I then rolled the whole lot into a fat sausage about 1.5cm in diameter, followed by squishing one end of it onto the table, making it flare out and stabilise the structure. I then pinched out a rim from the other end, using my thumb and index finger – this formed itself naturally into the sort of bowl shape I had intended. Easing the whole lot off the table and signing the bottom, I baked it in a pre-heated over for half an hour at 130 degrees C. Plinth

August 12, 2007

Swirly Striped Vase

Filed under: Polymer Clay,Science and Art — sarah @ 1:32 pm

Fimo Vase Horizontal swerl vase inside inside with flash

This is one of my geo-vases that were inspired by my undergraduate petrology classes (looking at rock forming minerals under a microscope).

I made this vase by covering a hi-ball glass in fimo (polymer clay) and then baking it so the fimo went hard.

I created the swirly texture by squidging my selected colours of fimo to make them soft. The colours I used were:

*Red *Orange *Glittery gold/yellow *Green *Blue *White

I then rolled each colour into a sausage, except for the white, which I rolled into a number of sausages as it was to be mixed with all the other colours!

I then took the blue sausage and mixed it with a white sausage, the half and half sausage was then folded in half and in half again, and rolled back into a thin sausage.
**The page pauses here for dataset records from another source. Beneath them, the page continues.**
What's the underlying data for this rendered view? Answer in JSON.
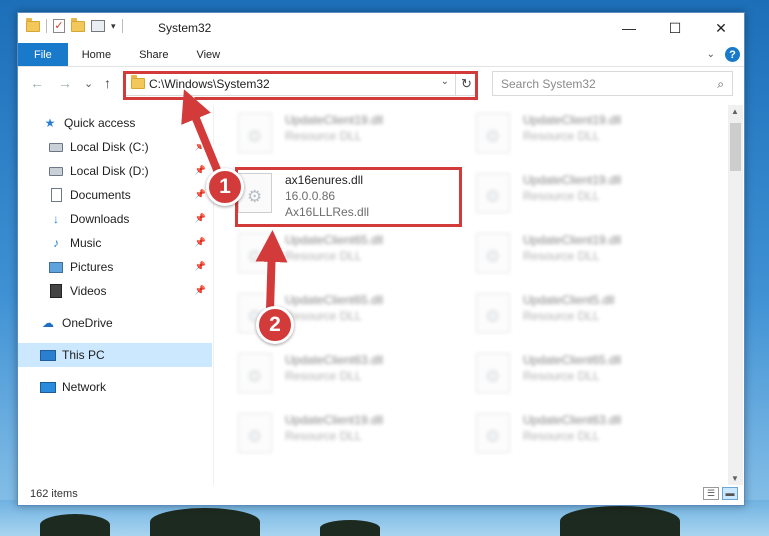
{
  "titlebar": {
    "title": "System32",
    "minimize": "—",
    "maximize": "☐",
    "close": "✕"
  },
  "ribbon": {
    "tabs": [
      "File",
      "Home",
      "Share",
      "View"
    ]
  },
  "navigation": {
    "back": "←",
    "forward": "→",
    "recent": "⌄",
    "up": "↑",
    "address": "C:\\Windows\\System32",
    "search_placeholder": "Search System32"
  },
  "sidebar": {
    "items": [
      {
        "label": "Quick access",
        "icon": "star-icon"
      },
      {
        "label": "Local Disk (C:)",
        "icon": "drive-icon",
        "pinned": true
      },
      {
        "label": "Local Disk (D:)",
        "icon": "drive-icon",
        "pinned": true
      },
      {
        "label": "Documents",
        "icon": "document-icon",
        "pinned": true
      },
      {
        "label": "Downloads",
        "icon": "download-icon",
        "pinned": true
      },
      {
        "label": "Music",
        "icon": "music-icon",
        "pinned": true
      },
      {
        "label": "Pictures",
        "icon": "pictures-icon",
        "pinned": true
      },
      {
        "label": "Videos",
        "icon": "videos-icon",
        "pinned": true
      },
      {
        "label": "OneDrive",
        "icon": "cloud-icon"
      },
      {
        "label": "This PC",
        "icon": "computer-icon",
        "selected": true
      },
      {
        "label": "Network",
        "icon": "network-icon"
      }
    ]
  },
  "files": {
    "left": [
      {
        "name": "UpdateClient19.dll",
        "type": "Resource DLL",
        "blurred": true
      },
      {
        "name": "ax16enures.dll",
        "version": "16.0.0.86",
        "description": "Ax16LLLRes.dll",
        "blurred": false
      },
      {
        "name": "UpdateClient65.dll",
        "type": "Resource DLL",
        "blurred": true
      },
      {
        "name": "UpdateClient65.dll",
        "type": "Resource DLL",
        "blurred": true
      },
      {
        "name": "UpdateClient63.dll",
        "type": "Resource DLL",
        "blurred": true
      },
      {
        "name": "UpdateClient19.dll",
        "type": "Resource DLL",
        "blurred": true
      }
    ],
    "right": [
      {
        "name": "UpdateClient19.dll",
        "type": "Resource DLL"
      },
      {
        "name": "UpdateClient19.dll",
        "type": "Resource DLL"
      },
      {
        "name": "UpdateClient19.dll",
        "type": "Resource DLL"
      },
      {
        "name": "UpdateClient5.dll",
        "type": "Resource DLL"
      },
      {
        "name": "UpdateClient65.dll",
        "type": "Resource DLL"
      },
      {
        "name": "UpdateClient63.dll",
        "type": "Resource DLL"
      }
    ]
  },
  "status": {
    "item_count": "162 items"
  },
  "annotations": {
    "step1": "1",
    "step2": "2",
    "highlight_color": "#d33a3a"
  },
  "colors": {
    "accent": "#1979ca",
    "selected_bg": "#cce8ff"
  }
}
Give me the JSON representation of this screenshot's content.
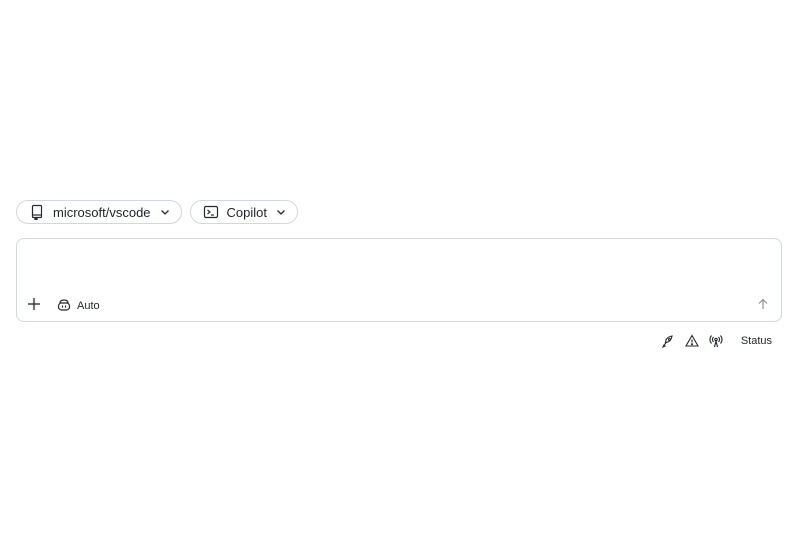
{
  "repo_picker": {
    "label": "microsoft/vscode",
    "icon": "repo-icon"
  },
  "agent_picker": {
    "label": "Copilot",
    "icon": "terminal-icon"
  },
  "composer": {
    "placeholder": "",
    "value": "",
    "model_label": "Auto",
    "add_icon": "plus-icon",
    "model_icon": "copilot-icon",
    "send_icon": "arrow-up-icon"
  },
  "footer": {
    "icons": [
      "debug-icon",
      "alert-icon",
      "broadcast-icon"
    ],
    "status_label": "Status"
  },
  "colors": {
    "border": "#d0d7de",
    "text": "#1f2328",
    "muted": "#8c959f",
    "background": "#ffffff"
  }
}
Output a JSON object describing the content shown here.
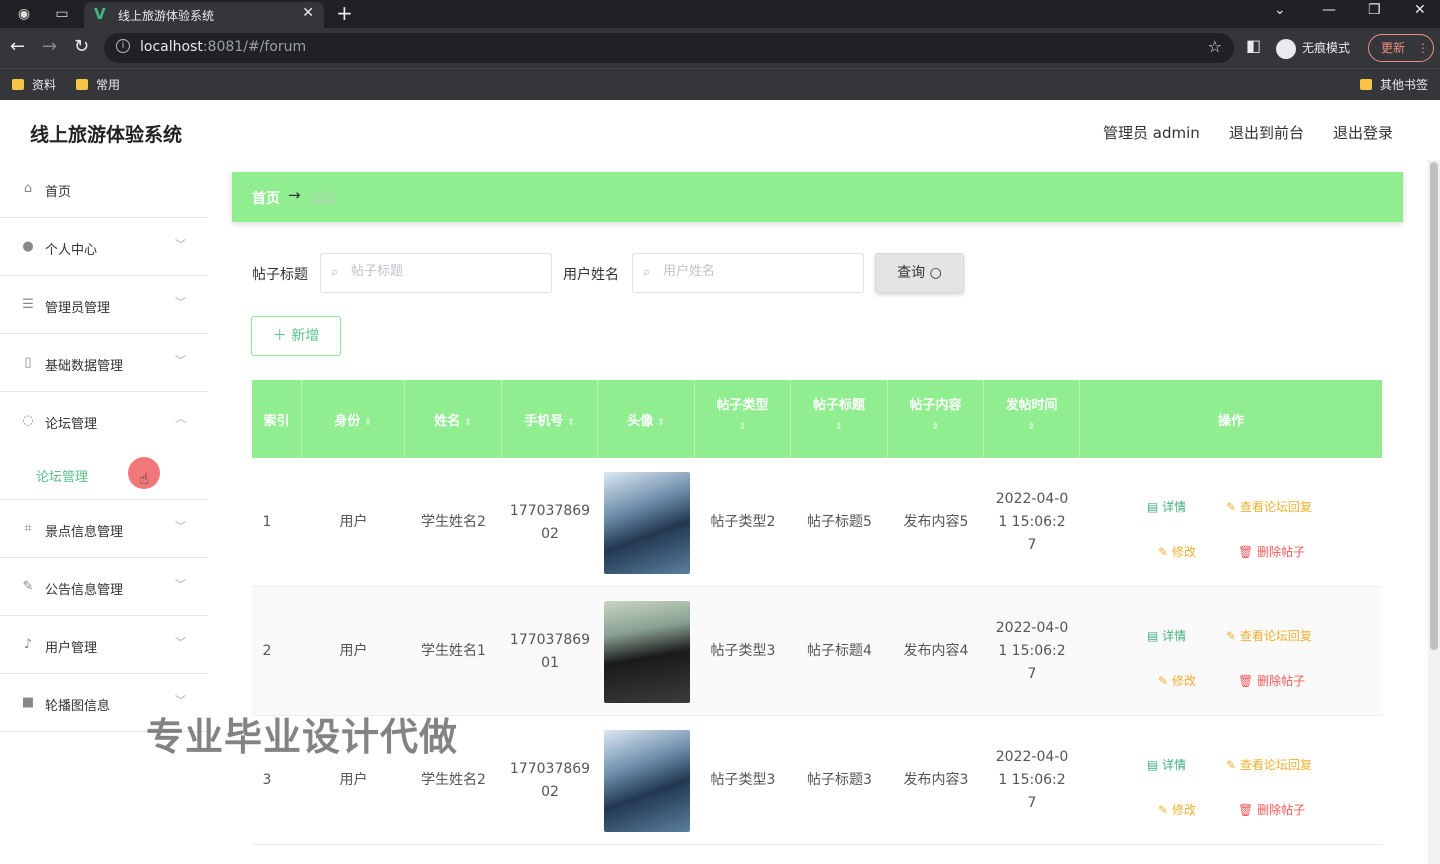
{
  "browser": {
    "tab_title": "线上旅游体验系统",
    "url_host": "localhost",
    "url_path": ":8081/#/forum",
    "incognito_label": "无痕模式",
    "update_label": "更新",
    "bookmarks": [
      "资料",
      "常用"
    ],
    "other_bookmarks": "其他书签"
  },
  "header": {
    "title": "线上旅游体验系统",
    "user": "管理员 admin",
    "to_front": "退出到前台",
    "logout": "退出登录"
  },
  "sidebar": {
    "items": [
      {
        "label": "首页",
        "icon": "home-icon",
        "glyph": "⌂"
      },
      {
        "label": "个人中心",
        "icon": "user-icon",
        "glyph": "●"
      },
      {
        "label": "管理员管理",
        "icon": "stack-icon",
        "glyph": "☰"
      },
      {
        "label": "基础数据管理",
        "icon": "phone-icon",
        "glyph": "▯"
      },
      {
        "label": "论坛管理",
        "icon": "chat-icon",
        "glyph": "◌"
      },
      {
        "label": "景点信息管理",
        "icon": "crop-icon",
        "glyph": "⌗"
      },
      {
        "label": "公告信息管理",
        "icon": "edit-icon",
        "glyph": "✎"
      },
      {
        "label": "用户管理",
        "icon": "mic-icon",
        "glyph": "♪"
      },
      {
        "label": "轮播图信息",
        "icon": "video-icon",
        "glyph": "■"
      }
    ],
    "sub_item": "论坛管理"
  },
  "watermark": "专业毕业设计代做",
  "breadcrumb": {
    "home": "首页",
    "arrow": "→",
    "current": "论坛"
  },
  "filters": {
    "title_label": "帖子标题",
    "title_placeholder": "帖子标题",
    "user_label": "用户姓名",
    "user_placeholder": "用户姓名",
    "query_button": "查询 ○",
    "add_button": "＋ 新增"
  },
  "table": {
    "headers": [
      "索引",
      "身份",
      "姓名",
      "手机号",
      "头像",
      "帖子类型",
      "帖子标题",
      "帖子内容",
      "发帖时间",
      "操作"
    ],
    "actions": {
      "detail": "详情",
      "reply": "查看论坛回复",
      "edit": "修改",
      "delete": "删除帖子"
    },
    "rows": [
      {
        "index": "1",
        "role": "用户",
        "name": "学生姓名2",
        "phone": "17703786902",
        "type": "帖子类型2",
        "title": "帖子标题5",
        "content": "发布内容5",
        "time": "2022-04-01 15:06:27"
      },
      {
        "index": "2",
        "role": "用户",
        "name": "学生姓名1",
        "phone": "17703786901",
        "type": "帖子类型3",
        "title": "帖子标题4",
        "content": "发布内容4",
        "time": "2022-04-01 15:06:27"
      },
      {
        "index": "3",
        "role": "用户",
        "name": "学生姓名2",
        "phone": "17703786902",
        "type": "帖子类型3",
        "title": "帖子标题3",
        "content": "发布内容3",
        "time": "2022-04-01 15:06:27"
      }
    ]
  },
  "colors": {
    "accent": "#90ee90",
    "link_green": "#5bc48a",
    "warn": "#f0b030",
    "danger": "#f05a5a"
  }
}
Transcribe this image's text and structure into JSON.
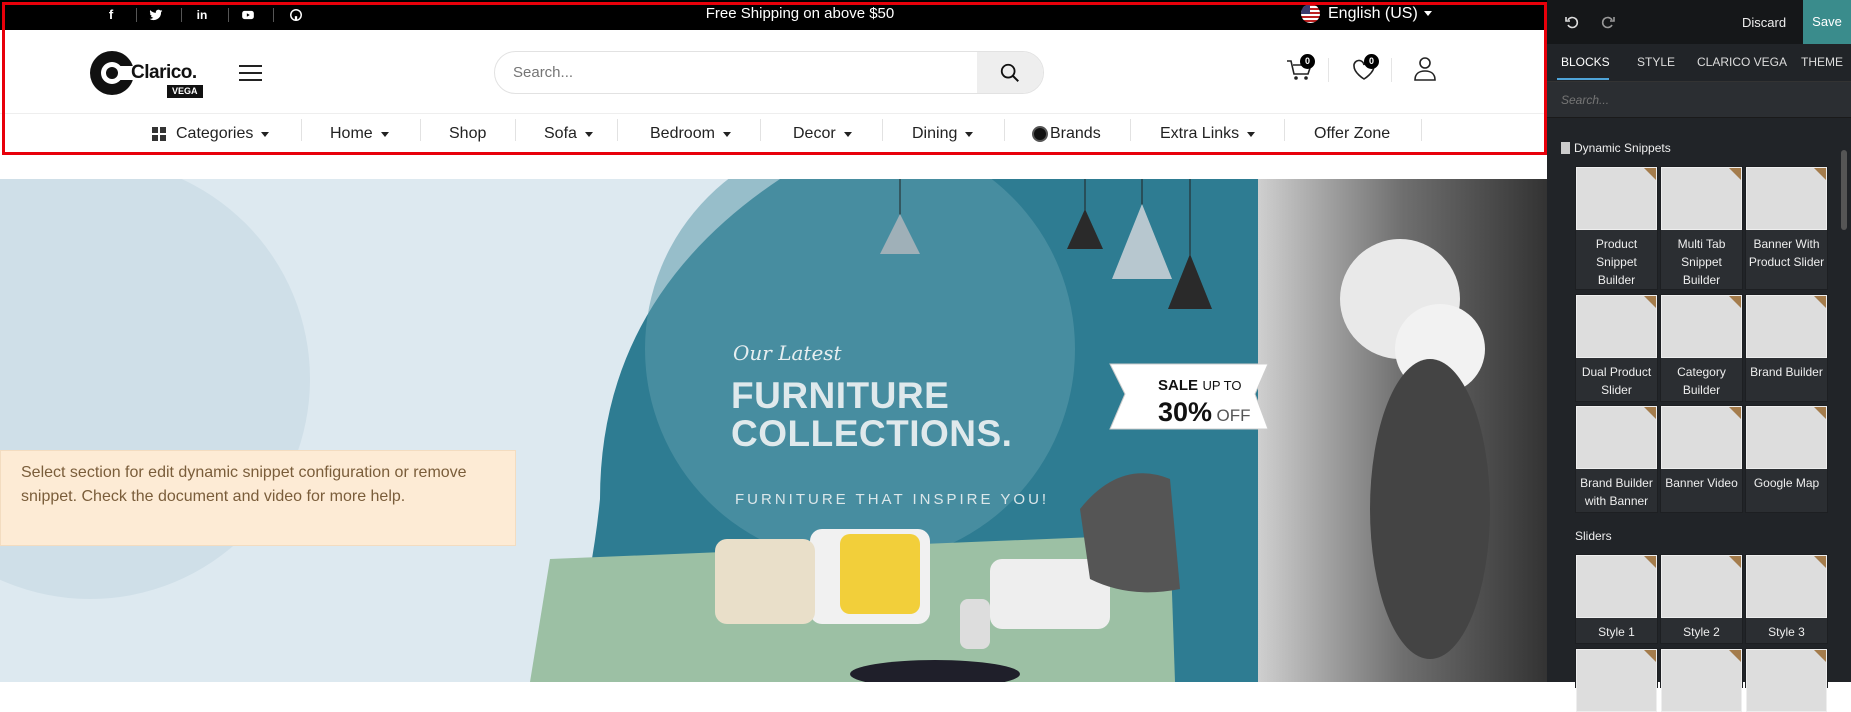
{
  "topbar": {
    "social": [
      "facebook-icon",
      "twitter-icon",
      "linkedin-icon",
      "youtube-icon",
      "github-icon"
    ],
    "shipping_text": "Free Shipping on above $50",
    "language": "English (US)"
  },
  "header": {
    "logo_text": "Clarico.",
    "logo_sub": "VEGA",
    "search_placeholder": "Search...",
    "cart_count": "0",
    "wishlist_count": "0"
  },
  "nav": {
    "items": [
      {
        "label": "Categories",
        "dropdown": true
      },
      {
        "label": "Home",
        "dropdown": true
      },
      {
        "label": "Shop",
        "dropdown": false
      },
      {
        "label": "Sofa",
        "dropdown": true
      },
      {
        "label": "Bedroom",
        "dropdown": true
      },
      {
        "label": "Decor",
        "dropdown": true
      },
      {
        "label": "Dining",
        "dropdown": true
      },
      {
        "label": "Brands",
        "dropdown": false
      },
      {
        "label": "Extra Links",
        "dropdown": true
      },
      {
        "label": "Offer Zone",
        "dropdown": false
      }
    ]
  },
  "hero": {
    "script_text": "Our Latest",
    "title_line1": "FURNITURE",
    "title_line2": "COLLECTIONS.",
    "tagline": "FURNITURE THAT INSPIRE YOU!",
    "sale_word": "SALE",
    "sale_upto": "UP TO",
    "sale_pct": "30%",
    "sale_off": "OFF"
  },
  "notice": "Select section for edit dynamic snippet configuration or remove snippet. Check the document and video for more help.",
  "editor": {
    "discard": "Discard",
    "save": "Save",
    "tabs": [
      "BLOCKS",
      "STYLE",
      "CLARICO VEGA",
      "THEME"
    ],
    "search_placeholder": "Search...",
    "section_dynamic": "Dynamic Snippets",
    "section_sliders": "Sliders",
    "dynamic_items": [
      "Product Snippet Builder",
      "Multi Tab Snippet Builder",
      "Banner With Product Slider",
      "Dual Product Slider",
      "Category Builder",
      "Brand Builder",
      "Brand Builder with Banner",
      "Banner Video",
      "Google Map"
    ],
    "slider_items": [
      "Style 1",
      "Style 2",
      "Style 3"
    ]
  },
  "colors": {
    "selection": "#e8000a",
    "save": "#3a8c8c",
    "accent_tab": "#4fa4d8",
    "hero_teal": "#2e7c92"
  }
}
I then sliced the sausage up into mm thick discs. I did the same for the other colours, mixing each with white to give some sort of continuity to the vase.

I then started at the top of the glass and squidged two layers of the blue and white discs around the glass. I made sure that the fimo was squidged over the rim. I then did two layers of green and white, followed by two layers of gold and white. Then the orange and white – again orange and white. With the red and white, however, I just covered the rest of the glass in it, as it was mostly the base of the glass.

I made sure the fimo on the base was slightly thicker than the rest of the vase as this is where I sign them by slashing my signature into the fimo with a sculpting tool. I then rolled another glass around the vase to smooth the fimo as there are always lots of fingerprints present in the surface.

I then scraped around the rim of the vase to remove the excess fimo whilst leaving the rim covered neatly.

I then baked it in the oven for half an hour (30 minutes) at 130 degrees C.